Process Discovery - Matchmaking of Semantic Bahavior Descriptions

Implementation Details

We used our semi-automatic Web process acquisition method to collect descriptions of actual Web processes. In the current status of the acquisition, processes with interesting behavior patterns cannot be acquired completely automatically. So, for the purpose of testing the presented verification method we decided to synthesize process descriptions additionally. Using given domain ontologies (that would have been created by the acquisition method), the generated semantic descriptions of processes have non-functional properties and a behavioral description with input, output activities and local processes. We implemented a Java API to model process description and another API to model the request. The verification module then receives process description and request objects together with the used domain ontologies described in OWL2. HermiT (Hermit OWL Reasoner http://hermit-reasoner.com) is used to provide reasoning support during the verification of Web process descriptions.

The generated process descriptions vary in their complexity with up to 4 NFPs, up to 10 process steps (each of which with up to 3 arguments). We hand-crafted a description of a classification with 20 classes and classified each process in up to 4 of them. We performed tests with 3 queries:

(Q1) A proposition about process arguments and their properties,

(Q2) a conjunction of eventually consumed inputs and eventually returned outputs, and

(Q3) always have the ability to logout after a user has provided login credential. We omitted the NFRs due to space constraints.

For each request the verifier checks for each available process description if the request is a model of the description. This is done for each property that is constrained in the request. If classes of the classification hierarchy are used, the set of processes are simply retrieved from the classification hierarchy that is cached in the verification module and thus allows us to speed up the verification process. In an experiment we observed the time to retrieve all processes for which the request is model for their descriptions. These experiments where repeated for a various numbers of available Web process descriptions.
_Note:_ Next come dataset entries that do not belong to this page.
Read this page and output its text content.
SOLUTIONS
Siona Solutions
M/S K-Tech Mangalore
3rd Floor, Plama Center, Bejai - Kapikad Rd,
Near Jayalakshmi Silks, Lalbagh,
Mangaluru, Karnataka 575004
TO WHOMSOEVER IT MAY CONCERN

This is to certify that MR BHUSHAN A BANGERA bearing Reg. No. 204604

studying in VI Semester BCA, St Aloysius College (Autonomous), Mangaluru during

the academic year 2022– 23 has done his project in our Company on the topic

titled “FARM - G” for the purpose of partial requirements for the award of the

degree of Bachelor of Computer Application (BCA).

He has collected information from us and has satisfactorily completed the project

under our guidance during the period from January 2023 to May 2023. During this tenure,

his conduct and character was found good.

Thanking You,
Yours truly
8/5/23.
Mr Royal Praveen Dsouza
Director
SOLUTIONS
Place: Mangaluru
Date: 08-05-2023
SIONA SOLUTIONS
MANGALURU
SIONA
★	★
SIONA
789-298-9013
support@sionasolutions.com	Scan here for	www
The results reveal the crucial need for the reduction of the search space as we did with the classification. Unsurprisingly, the use of expressive formalism lead to high computational effort, which is quickly increasing with increasing number of formal process descriptions. We also observed that the different complexity has a high influence on the query time. This observation justifies the use of a classification because the usage of classes reduces the query complexity by replacing model checking tasks with retrieval of off-line classified processes. Comparing the results of individual queries with or without classes reveals the substantial impact of the hierarchy on the verification performance. The shown experiments serve as a proof of concept as the purpose of this work is not the performance and scalability of the approach. Nevertheless, in order to achieve more usable results, we are currently experimenting with parallelizing the task of verifying queries against independent process descriptions and materializing the classification in a database (instead of a 20MB OWL Ontology for 40k process descriptions).

The implementation is available in the maven repository. To gain access to the maven repository, we send you a user login upon request to junghans(at)kit.edu .

The components to use can be included by adding the following dependency

<dependency>
    <groupId>edu.kit.aifb.suprime.reasoning</groupId>
    <artifactId>suprime-process-reasoning</artifactId>
    <version>1.0</version>
</dependency>

Discovery of Service and Process Descriptions

Efficient discovery of services is a central task in the field of Service Oriented Architectures (SOA). Service discovery techniques enable users, e.g., end users and developers of a service-oriented system, to find appropriate services for their needs by matching user’s goals against available descriptions of services. The more formal the service descriptions are, the more automation of discovery can be achieved while still ensuring comprehensibility of a discovery technique.

Currently, only invocation related information of Web services is described with the W3C standard WSDL while the functionality of a service, i.e., what a service actually does, is described in form of natural language documents. In suprime, we use the pi-calculus based service and process description formalism. However, there are still a lot of Web services that are not annotated formally.

We have developed discovery techniques in order to provide users, e.g., end users, developers, and annotators, with a discovery component that is capable to consider semantic descriptions of Web services. Traditional non-semantic descriptions are not used for a full text based discovery, which makes use of the Web service descriptions provided by the WSDL service description files, the Web pages describing REST-ful Web services, and related documents found by a crawler.

The semantic discovery mechanism considers functionalities of services formally described with pre-conditions and effects. This discovery component enables users to enter a more structured goal (service classification, pre-conditions, and effects), then finds the available descriptions from the repository that match the goal by using the reasoning facilities. While keyword based search mechanisms may scale well, reasoning over logical expressions is computationally expensive. We therefore also develop an approach that on one side considers the functionalities of Web services, on the other side has the potential of scaling to a large number of Web service descriptions.

Ranking of Discovered Results

The ranking component determines an ordering of the discovered service and process descriptions and considers user preferences on functional and non-functional properties. It enables automation of service related task (e.g., composition) by finding the most appropriate service or process for a given query. Therefore, the development of the ranking component comprises formalisms to specify preferences on properties and a scalable fuzzy logics based ranking algorithm.